Although many observers see the court ruling as a blow to the concept of Internet neutrality and competition among network, application, service and content providers, the court did not rule on the legitimacy of the open Internet policy.

“In this case we must decide whether the Federal Communications Commission has authority to regulate an Internet service provider’s network management practices,” the ruling said. The commission acknowledged that it had no express statutory authority, but relied on a catch-all provision of the Communications Act giving it authority to make rules and regulations necessary to carry out its duties.

“The Commission may exercise this ‘ancillary’ authority only if it demonstrates that its action — here barring Comcast from interfering with its customers’ use of peer-to-peer networking applications — is ‘reasonably ancillary to the . . . effective performance of its statutorily mandated responsibilities’,” the court wrote in its decision. “The Commission has failed to make that showing.”

The ruling has little immediate impact for Comcast, which already had agreed to stop squelching peer-to-peer traffic from competing content providers and institute new management techniques by 2009, but it established limits on the commission’s authority in a communications technology that did not exist when current laws were written.
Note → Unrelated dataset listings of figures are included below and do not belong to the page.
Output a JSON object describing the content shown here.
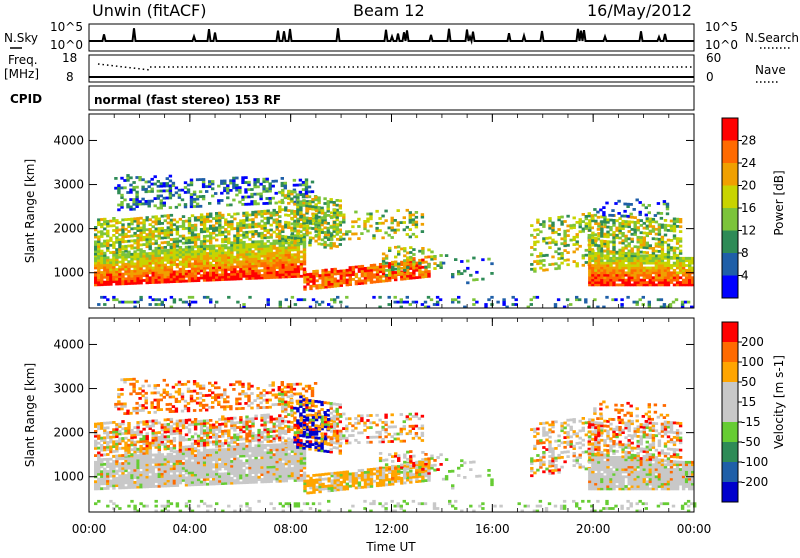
{
  "header": {
    "title": "Unwin (fitACF)",
    "beam": "Beam 12",
    "date": "16/May/2012"
  },
  "top_panels": {
    "nsky_label": "N.Sky",
    "nsky_ticks": [
      "10^5",
      "10^0"
    ],
    "nsearch_label": "N.Search",
    "nsearch_ticks": [
      "10^5",
      "10^0"
    ],
    "freq_label": "Freq.",
    "freq_unit": "[MHz]",
    "freq_ticks": [
      "18",
      "8"
    ],
    "nave_label": "Nave",
    "nave_ticks": [
      "60",
      "0"
    ],
    "cpid_label": "CPID",
    "cpid_text": "normal (fast stereo) 153 RF"
  },
  "colors": {
    "power": [
      "#0000ff",
      "#1f5fa8",
      "#2e8b57",
      "#7cc43a",
      "#c8d400",
      "#f0a000",
      "#ff6a00",
      "#ff0000"
    ],
    "velocity": [
      "#ff0000",
      "#ff6a00",
      "#ffa500",
      "#c8c8c8",
      "#c8c8c8",
      "#66cc33",
      "#2e8b57",
      "#1f5fa8",
      "#0000cc"
    ]
  },
  "chart_data": [
    {
      "type": "heatmap",
      "ylabel": "Slant Range [km]",
      "yticks": [
        1000,
        2000,
        3000,
        4000
      ],
      "ylim": [
        200,
        4600
      ],
      "xticks": [
        "00:00",
        "04:00",
        "08:00",
        "12:00",
        "16:00",
        "20:00",
        "00:00"
      ],
      "xlim": [
        0,
        24
      ],
      "colorbar": {
        "label": "Power [dB]",
        "ticks": [
          "4",
          "8",
          "12",
          "16",
          "20",
          "24",
          "28"
        ]
      }
    },
    {
      "type": "heatmap",
      "ylabel": "Slant Range [km]",
      "xlabel": "Time UT",
      "yticks": [
        1000,
        2000,
        3000,
        4000
      ],
      "ylim": [
        200,
        4600
      ],
      "xticks": [
        "00:00",
        "04:00",
        "08:00",
        "12:00",
        "16:00",
        "20:00",
        "00:00"
      ],
      "xlim": [
        0,
        24
      ],
      "colorbar": {
        "label": "Velocity [m s-1]",
        "ticks": [
          "200",
          "100",
          "50",
          "15",
          "-15",
          "-50",
          "-100",
          "-200"
        ]
      }
    }
  ]
}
Although the courts have recognized the commission’s authority to impose some regulation on Internet service providers, the FCC does not have blanket authority, the ruling declared.

Schlick called the ruling important. “It undermines the legal approach the FCC adopted in 2005 to fulfill its statutory duty of being the cop-on-the-beat for 21st century communications networks,” he wrote.

But he said the commission still has a role to play in the Internet. “The court did not adopt the view that the commission lacks authority to protect the openness of the Internet,” he wrote. Congress also has affirmed that role in last year’s Reinvestment and Recovery Act, in which it required the FCC to develop a national plan for ensuring broadband access all Americans.

Many elements of the plan involve matters over which the commission has the “express statutory delegation of authority” that the court requires, Schlick said. These include projects such as making spectrum available for broadband, improving the efficiency of wireless systems, bolstering the use of broadband in schools, improving coordination with Native American governments to promote broadband, collecting better data on broadband performance, supporting competition and innovation in smart video devices, and developing common standards for public safety networks.